The $51.2 billion-asset New York Community disclosed in a regulatory filing that its regulators lifted a cap that had limited its portfolio of multifamily, non-owner-occupied CRE, and acquisition, development and construction loans to 850% of total risk-based capital at its banks.

New York Community had a CRE concentration ratio of 757% at Sept. 30.

All banks are subject to an unofficial cap on commercial real estate loans that is equal to 300% of total risk-based capital. Banks that exceed that ratio often get added scrutiny, though many banks have negotiated higher limits with regulators, based on their charge-off histories.

The decision to lift New York Community’s concentration cap is “a clear sign of a gentler regulatory touch,” Mark Fitzgibbon, an analyst at Sandler O’Neill, wrote in a Thursday note to clients.

New York Community is regulated by the Federal Deposit Insurance Corp. and the Federal Reserve Board.

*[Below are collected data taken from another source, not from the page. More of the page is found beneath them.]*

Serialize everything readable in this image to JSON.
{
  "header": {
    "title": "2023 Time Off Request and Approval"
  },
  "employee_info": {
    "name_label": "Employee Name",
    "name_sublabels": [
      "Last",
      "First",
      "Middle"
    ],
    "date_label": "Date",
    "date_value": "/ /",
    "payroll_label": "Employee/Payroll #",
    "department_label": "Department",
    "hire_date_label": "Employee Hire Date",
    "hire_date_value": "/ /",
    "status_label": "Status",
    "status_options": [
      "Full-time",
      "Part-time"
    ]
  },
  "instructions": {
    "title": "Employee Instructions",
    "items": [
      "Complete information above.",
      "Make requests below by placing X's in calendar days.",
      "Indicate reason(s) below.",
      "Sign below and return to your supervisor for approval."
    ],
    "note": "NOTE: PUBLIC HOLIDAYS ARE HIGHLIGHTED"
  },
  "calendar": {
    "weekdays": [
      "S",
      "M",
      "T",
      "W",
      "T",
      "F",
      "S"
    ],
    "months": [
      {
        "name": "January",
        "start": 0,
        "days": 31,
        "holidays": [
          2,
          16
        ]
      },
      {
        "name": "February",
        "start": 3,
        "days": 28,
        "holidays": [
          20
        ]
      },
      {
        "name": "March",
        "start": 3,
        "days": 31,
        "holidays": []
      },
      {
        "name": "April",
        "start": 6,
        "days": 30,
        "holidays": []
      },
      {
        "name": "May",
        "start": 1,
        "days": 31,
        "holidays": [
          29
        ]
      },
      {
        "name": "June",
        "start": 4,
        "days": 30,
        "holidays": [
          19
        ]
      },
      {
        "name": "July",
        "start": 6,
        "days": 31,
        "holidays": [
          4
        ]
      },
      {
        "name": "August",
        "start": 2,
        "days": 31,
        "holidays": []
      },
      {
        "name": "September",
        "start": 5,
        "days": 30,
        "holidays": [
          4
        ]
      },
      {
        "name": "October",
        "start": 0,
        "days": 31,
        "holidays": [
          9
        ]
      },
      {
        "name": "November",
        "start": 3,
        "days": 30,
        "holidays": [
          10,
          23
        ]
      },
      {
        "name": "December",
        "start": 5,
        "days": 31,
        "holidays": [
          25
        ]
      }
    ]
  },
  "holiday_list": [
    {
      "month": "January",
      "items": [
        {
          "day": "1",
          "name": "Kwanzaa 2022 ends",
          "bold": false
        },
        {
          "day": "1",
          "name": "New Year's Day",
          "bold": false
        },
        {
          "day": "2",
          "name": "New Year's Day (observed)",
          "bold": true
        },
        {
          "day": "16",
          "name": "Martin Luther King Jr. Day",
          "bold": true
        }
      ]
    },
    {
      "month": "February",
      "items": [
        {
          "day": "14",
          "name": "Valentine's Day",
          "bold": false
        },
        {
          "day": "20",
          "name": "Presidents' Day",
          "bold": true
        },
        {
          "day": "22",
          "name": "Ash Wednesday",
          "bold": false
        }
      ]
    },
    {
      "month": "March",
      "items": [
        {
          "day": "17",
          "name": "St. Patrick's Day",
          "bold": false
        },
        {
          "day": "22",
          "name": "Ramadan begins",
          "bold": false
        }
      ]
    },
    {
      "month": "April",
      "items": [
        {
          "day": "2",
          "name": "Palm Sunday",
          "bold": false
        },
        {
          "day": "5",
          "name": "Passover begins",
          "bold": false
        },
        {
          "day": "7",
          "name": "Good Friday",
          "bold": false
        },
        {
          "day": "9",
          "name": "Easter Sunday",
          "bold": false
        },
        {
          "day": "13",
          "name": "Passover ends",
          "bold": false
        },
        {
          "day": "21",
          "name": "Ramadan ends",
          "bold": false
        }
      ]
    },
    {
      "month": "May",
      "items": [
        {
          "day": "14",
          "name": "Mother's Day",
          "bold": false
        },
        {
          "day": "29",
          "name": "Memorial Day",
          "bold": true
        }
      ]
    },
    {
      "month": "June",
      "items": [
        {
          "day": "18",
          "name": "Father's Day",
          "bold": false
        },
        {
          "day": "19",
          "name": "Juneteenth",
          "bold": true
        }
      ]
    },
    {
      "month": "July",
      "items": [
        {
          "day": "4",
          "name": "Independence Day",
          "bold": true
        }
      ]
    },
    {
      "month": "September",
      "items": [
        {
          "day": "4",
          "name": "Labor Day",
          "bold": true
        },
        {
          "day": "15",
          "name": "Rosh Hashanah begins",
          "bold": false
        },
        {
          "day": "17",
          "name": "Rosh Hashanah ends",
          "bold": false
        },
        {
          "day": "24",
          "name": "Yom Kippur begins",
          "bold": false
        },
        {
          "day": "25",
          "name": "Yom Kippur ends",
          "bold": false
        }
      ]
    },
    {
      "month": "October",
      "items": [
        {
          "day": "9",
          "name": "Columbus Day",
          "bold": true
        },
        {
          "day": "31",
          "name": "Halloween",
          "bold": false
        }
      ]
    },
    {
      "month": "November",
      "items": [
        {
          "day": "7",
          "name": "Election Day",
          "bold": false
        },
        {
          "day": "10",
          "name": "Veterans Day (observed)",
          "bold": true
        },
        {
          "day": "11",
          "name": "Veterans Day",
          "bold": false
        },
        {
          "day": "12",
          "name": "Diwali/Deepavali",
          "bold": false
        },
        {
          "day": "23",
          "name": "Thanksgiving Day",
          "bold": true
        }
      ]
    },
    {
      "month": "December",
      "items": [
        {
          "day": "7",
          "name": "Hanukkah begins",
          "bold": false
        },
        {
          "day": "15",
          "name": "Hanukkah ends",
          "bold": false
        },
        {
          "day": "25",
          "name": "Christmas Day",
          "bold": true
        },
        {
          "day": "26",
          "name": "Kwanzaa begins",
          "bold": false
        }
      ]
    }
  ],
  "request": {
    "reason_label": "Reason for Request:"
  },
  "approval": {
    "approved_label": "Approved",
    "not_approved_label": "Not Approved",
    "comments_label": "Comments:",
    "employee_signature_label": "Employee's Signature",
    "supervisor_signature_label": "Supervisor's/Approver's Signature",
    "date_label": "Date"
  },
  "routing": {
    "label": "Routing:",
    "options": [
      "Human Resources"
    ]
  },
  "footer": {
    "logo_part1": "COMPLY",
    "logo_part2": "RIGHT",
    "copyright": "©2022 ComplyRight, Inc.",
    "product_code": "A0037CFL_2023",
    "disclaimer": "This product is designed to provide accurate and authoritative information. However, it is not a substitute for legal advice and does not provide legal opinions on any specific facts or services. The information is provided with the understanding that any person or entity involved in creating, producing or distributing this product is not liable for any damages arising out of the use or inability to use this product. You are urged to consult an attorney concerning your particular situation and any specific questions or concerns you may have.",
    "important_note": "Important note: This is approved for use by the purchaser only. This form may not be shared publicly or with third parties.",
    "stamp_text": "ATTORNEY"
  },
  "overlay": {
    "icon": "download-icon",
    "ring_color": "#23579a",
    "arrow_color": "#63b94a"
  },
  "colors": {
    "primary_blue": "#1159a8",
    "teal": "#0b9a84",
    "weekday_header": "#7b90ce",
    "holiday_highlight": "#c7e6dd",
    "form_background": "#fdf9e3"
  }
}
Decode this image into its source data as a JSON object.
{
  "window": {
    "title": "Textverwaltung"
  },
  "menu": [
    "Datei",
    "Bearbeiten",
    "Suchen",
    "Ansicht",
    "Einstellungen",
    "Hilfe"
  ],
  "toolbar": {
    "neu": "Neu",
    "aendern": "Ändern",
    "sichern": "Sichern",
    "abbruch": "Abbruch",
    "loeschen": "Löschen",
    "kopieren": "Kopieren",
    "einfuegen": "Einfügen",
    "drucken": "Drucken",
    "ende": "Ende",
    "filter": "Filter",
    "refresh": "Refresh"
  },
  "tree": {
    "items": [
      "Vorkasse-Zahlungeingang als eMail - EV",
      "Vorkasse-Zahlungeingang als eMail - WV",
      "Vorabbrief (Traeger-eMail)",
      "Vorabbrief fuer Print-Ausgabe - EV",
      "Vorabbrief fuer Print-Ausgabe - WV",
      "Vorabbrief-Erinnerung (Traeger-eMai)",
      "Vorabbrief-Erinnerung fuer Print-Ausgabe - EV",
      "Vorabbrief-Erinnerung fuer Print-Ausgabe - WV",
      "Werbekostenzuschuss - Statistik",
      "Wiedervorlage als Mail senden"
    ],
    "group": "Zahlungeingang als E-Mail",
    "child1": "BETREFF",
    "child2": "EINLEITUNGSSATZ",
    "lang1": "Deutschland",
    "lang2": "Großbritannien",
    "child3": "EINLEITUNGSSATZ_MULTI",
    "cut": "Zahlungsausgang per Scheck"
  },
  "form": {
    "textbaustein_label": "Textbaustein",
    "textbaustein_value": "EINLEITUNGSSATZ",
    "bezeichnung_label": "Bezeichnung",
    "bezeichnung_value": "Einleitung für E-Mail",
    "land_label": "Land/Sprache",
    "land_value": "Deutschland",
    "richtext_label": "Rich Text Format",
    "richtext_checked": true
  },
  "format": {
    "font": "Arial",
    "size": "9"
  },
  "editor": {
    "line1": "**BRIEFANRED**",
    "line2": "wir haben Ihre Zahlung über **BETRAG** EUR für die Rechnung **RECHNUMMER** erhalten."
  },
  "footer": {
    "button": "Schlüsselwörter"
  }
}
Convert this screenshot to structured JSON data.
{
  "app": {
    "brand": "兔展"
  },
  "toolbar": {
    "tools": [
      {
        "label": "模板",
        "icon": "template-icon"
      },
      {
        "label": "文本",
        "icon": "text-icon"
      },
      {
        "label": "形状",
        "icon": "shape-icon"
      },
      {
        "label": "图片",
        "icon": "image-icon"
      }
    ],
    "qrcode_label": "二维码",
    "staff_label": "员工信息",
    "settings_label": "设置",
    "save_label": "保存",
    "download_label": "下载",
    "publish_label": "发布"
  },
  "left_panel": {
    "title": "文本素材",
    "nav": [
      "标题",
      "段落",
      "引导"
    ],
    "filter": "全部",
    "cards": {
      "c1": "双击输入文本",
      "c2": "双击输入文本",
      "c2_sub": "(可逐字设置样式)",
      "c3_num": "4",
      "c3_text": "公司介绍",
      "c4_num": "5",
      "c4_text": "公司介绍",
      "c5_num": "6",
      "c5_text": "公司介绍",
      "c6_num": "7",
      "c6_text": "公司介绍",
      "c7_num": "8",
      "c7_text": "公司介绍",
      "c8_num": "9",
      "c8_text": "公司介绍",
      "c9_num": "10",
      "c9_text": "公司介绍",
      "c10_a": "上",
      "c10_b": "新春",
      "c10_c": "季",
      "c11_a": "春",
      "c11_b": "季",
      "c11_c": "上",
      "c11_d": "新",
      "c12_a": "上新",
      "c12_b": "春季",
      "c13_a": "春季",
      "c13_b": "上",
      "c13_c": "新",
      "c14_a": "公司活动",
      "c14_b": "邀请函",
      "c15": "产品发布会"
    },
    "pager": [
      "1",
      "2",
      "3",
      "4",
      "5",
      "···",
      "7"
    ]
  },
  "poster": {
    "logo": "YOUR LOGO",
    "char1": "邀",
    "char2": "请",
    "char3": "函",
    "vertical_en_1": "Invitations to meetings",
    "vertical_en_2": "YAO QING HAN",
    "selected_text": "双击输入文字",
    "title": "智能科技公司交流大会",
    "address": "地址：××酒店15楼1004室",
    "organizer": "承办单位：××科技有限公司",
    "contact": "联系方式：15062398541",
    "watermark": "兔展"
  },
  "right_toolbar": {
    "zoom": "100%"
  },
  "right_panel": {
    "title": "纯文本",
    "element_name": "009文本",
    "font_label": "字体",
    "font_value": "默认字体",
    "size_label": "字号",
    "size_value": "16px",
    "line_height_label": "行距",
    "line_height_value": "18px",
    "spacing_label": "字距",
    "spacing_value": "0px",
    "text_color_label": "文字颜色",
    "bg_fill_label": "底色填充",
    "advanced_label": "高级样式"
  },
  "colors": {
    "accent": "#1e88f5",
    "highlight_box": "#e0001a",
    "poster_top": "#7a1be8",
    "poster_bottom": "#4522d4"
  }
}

New York Community persuaded regulators that, over time, “its risk management is outstanding and that risk of losses in its core" multifamily and CRE portfolio, Fitzgibbon said after discussing the change with the company's executives. “Presumably the regulators felt that the 850% cap was simply unwarranted.”

Even with the cap removed, Fitzgibbon said, he doesn’t expect New York Community to “meaningfully” increase the size of its CRE book. New York Community held nearly $30 billion of multifamily loans at Sept. 30, representing about three-quarters of total loans. Its total commercial real estate book stood at about $37 billion.